After Nike sold Bauer, in 2008 Bauer then bought ice hockey and roller hockey company, Mission-Itech Hockey. In 2009 Bauer reconfigured Mission Hockey to solely produce roller hockey gear.

This metamorphosis of companies means Michigan State’s roller hockey teams are able to participate in the local Hockey College program.

Kamen said, depending on the weekend, there can be 40-60 kids participating in the clinic. He also said that most kids have had roller hockey practice prior to the clinic but some “need more help than others.”

Chase Kallen, a sophomore forward on the D1 team, said some of the younger kids can get a little cocky with the older players.

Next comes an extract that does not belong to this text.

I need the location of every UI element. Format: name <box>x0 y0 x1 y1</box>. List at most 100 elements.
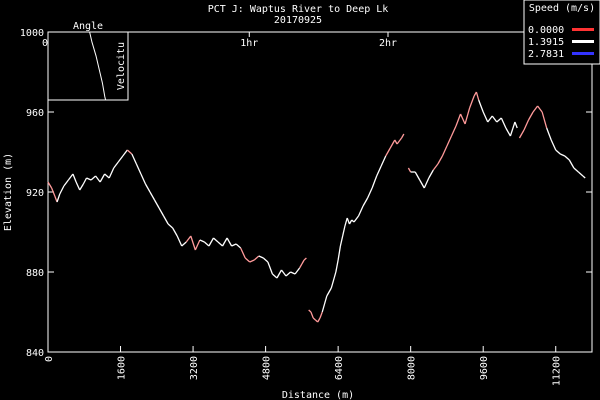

“One kid last year wanted to shoot on our goalie, not the little goalie. This little kid thought he was really good cause he was watching us, picking up all the moves and stuff and he was like yeah I wanna shoot on your goalie,” Kallen said.

The youngster proved his talent though, as he ended up scoring on MSU’s goalie.

While MSU is always looking to improve their own game, they also get the opportunity to improve the game as whole. Mission’s Hockey College helps advance their sport around the country to a younger generation and MSU’s teams are happy to help the cause.